Map of the week – Regional Sea Conventions
As it makes up 70% of the planet and absorbs 25% of the global CO2 emissions, the ocean is an important source of vital resources and plays a significant role in regulating the climate. However, human pressure on the oceans has reached unsustainable levels. Marine biodiversity has dropped by almost 40% in the last 40 years, plastic pollution has contaminated the remotest islands and the deepest trenches and climate change and acidification are exacerbating the decline in ocean health. It is an ‘oceanic’ challenge at global scale and addressing it is considered a global priority.
European regional seas are some of the most intensively used marine waters in the world. This makes it challenging to implement appropriate governance and management measures that can enable a growing blue economy whilst ensuring we do this in an environmentally sustainable way. Good ocean management requires marine knowledge, which originates from ocean observation, monitoring and wider sampling and understanding of our ocean. There has been significant progress in the coverage and range of data being collected, largely driven by advancements in technology for satellites and automated in situ ocean observation platforms. This is largely funded by national investment into sustained observation and monitoring programmes. These data are used to provide understanding and evidence to support marine and maritime industry and underpin evidence-based policy planning and decision-making.
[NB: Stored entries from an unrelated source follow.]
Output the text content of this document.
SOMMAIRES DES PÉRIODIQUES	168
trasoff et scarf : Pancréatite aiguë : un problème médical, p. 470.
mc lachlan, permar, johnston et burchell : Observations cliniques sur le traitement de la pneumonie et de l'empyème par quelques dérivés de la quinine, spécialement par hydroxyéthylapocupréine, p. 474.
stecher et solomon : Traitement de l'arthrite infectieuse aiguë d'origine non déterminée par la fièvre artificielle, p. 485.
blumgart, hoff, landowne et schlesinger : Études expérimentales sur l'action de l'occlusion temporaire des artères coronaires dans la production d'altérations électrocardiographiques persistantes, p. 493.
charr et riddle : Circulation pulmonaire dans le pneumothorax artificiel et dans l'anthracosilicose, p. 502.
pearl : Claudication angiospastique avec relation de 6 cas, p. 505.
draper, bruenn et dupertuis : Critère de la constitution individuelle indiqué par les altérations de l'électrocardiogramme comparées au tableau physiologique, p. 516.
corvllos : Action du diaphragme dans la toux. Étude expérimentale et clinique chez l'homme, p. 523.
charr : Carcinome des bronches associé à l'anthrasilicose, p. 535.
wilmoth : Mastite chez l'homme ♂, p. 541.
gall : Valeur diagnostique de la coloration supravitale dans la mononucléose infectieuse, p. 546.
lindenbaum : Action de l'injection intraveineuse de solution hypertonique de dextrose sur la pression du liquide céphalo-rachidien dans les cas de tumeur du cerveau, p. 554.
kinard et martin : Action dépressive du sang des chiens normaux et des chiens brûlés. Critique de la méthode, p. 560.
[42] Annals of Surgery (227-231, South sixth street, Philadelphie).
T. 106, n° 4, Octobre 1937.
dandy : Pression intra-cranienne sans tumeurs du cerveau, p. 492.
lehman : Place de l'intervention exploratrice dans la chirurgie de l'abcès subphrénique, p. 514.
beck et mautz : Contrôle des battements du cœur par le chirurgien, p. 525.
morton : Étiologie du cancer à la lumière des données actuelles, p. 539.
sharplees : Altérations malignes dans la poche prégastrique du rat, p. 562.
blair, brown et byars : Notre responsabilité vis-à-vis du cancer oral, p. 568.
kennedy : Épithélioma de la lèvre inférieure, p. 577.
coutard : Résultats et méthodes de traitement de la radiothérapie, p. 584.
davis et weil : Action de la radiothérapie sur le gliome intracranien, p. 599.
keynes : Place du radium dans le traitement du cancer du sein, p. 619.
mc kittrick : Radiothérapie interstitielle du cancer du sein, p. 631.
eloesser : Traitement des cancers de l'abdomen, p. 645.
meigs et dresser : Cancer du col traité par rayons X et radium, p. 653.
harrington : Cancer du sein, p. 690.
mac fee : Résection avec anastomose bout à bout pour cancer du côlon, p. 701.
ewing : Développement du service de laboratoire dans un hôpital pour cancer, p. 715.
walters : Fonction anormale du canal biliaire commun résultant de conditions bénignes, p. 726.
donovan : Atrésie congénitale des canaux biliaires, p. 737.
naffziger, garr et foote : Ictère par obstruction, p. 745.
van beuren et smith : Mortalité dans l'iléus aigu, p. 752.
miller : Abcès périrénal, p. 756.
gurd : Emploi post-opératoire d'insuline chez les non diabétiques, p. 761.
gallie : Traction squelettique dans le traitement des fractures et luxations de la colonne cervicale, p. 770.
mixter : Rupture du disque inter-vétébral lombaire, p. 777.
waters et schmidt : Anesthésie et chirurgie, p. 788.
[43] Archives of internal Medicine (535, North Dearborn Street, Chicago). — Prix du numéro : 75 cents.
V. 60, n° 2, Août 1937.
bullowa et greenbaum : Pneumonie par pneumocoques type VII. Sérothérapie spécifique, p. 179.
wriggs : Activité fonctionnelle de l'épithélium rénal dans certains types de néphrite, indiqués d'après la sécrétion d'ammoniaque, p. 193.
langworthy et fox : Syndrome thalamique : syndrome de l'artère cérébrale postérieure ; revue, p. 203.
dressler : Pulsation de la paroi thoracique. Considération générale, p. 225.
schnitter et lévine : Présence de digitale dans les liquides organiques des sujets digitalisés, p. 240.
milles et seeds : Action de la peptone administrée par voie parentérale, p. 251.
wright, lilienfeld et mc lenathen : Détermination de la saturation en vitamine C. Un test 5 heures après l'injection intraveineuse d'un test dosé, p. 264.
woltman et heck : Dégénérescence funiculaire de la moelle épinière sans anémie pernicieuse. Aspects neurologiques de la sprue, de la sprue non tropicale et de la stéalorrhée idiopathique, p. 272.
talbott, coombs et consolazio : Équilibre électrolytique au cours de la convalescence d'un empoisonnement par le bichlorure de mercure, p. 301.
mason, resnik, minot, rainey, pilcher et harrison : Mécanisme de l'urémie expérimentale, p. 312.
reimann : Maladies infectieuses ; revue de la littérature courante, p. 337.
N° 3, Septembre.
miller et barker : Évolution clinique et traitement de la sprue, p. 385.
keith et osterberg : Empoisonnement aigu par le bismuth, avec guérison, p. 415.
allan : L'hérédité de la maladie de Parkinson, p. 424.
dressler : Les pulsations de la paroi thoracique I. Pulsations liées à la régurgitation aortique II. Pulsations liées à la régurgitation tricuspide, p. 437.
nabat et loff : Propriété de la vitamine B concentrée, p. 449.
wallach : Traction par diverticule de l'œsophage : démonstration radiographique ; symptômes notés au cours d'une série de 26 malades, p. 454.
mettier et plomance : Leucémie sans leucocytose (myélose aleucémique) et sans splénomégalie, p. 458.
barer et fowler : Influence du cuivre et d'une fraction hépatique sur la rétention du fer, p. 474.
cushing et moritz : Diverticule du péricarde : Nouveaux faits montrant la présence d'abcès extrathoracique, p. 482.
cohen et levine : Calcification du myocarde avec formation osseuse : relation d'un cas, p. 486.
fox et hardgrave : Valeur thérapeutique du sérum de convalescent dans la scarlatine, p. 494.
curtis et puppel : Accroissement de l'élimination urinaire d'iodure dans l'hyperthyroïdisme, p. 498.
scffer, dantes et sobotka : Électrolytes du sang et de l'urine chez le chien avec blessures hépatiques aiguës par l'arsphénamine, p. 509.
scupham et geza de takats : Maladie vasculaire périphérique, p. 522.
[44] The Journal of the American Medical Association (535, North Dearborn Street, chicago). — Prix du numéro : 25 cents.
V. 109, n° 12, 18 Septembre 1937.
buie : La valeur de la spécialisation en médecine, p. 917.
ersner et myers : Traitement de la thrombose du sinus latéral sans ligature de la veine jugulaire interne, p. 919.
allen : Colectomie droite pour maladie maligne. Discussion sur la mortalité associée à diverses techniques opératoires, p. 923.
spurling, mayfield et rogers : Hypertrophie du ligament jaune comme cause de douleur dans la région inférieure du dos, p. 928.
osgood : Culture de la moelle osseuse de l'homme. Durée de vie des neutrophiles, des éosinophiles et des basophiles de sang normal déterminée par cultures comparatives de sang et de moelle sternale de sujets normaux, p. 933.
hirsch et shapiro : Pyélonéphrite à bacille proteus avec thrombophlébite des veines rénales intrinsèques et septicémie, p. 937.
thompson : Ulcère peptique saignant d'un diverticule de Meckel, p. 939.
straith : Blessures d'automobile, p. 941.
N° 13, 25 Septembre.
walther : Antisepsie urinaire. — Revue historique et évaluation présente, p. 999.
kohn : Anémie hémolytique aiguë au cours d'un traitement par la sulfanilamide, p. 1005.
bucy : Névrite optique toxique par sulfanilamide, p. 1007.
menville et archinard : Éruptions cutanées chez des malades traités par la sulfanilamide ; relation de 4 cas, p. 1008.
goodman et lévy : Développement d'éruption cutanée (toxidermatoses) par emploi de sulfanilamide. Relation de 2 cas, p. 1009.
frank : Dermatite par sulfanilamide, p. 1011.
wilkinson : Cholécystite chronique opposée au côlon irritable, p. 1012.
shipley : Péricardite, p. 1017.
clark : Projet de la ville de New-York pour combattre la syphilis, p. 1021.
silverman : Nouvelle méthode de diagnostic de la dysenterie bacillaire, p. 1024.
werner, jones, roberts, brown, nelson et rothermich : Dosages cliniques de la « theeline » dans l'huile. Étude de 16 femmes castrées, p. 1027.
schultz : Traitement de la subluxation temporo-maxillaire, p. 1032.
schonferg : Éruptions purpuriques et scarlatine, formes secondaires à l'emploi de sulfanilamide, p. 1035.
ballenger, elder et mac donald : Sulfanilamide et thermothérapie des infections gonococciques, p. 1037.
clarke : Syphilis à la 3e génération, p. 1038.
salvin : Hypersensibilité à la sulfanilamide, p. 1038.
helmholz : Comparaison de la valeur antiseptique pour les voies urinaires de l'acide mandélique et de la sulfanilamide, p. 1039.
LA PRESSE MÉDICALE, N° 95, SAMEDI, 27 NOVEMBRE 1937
The Marine Strategy Framework Directive (MSFD), introduced in 2008, is the environmental pillar of the EU’s Integrated Maritime Policy (IMP) with the aim for more integrated and coordinated assessment of the health of the marine environment. Countries respond with MSFD assessments of their national waters. In addition, the management of Europe's four regional seas (Baltic, Black, Mediterranean and Northeast Atlantic) is coordinated by Regional Sea Conventions (Helsinki Convention, Barcelona Convention, Bucharest Convention and OSPAR Convention). These conventions work with contracting parties to cooperate at a regional level and develop marine strategies to protect and conserve European seas. The map of the week shows the maritime regions covered by each of these Regional Sea Conventions.
In 2016, the European Commission and the EU's High Representative set out a joint agenda for international ocean governance. This proposed 50 actions for safe, secure, clean and sustainably managed oceans in Europe and around the world. The upcoming International Ocean Governance (IOG) Forum on 22-24 April will further discuss this topic and consult stakeholders to develop a new generation of the International Ocean Governance Agenda.
A healthy ocean - and thus the resilience of the marine ecosystem - is of the utmost importance in combating the climate crisis and delivering a sustainable blue economy. We hope that with oceans being better protected and sustainably managed, some of the global challenges such as climate change, poverty and food security can be effectively addressed.
The data in this map were provided by DG MARE.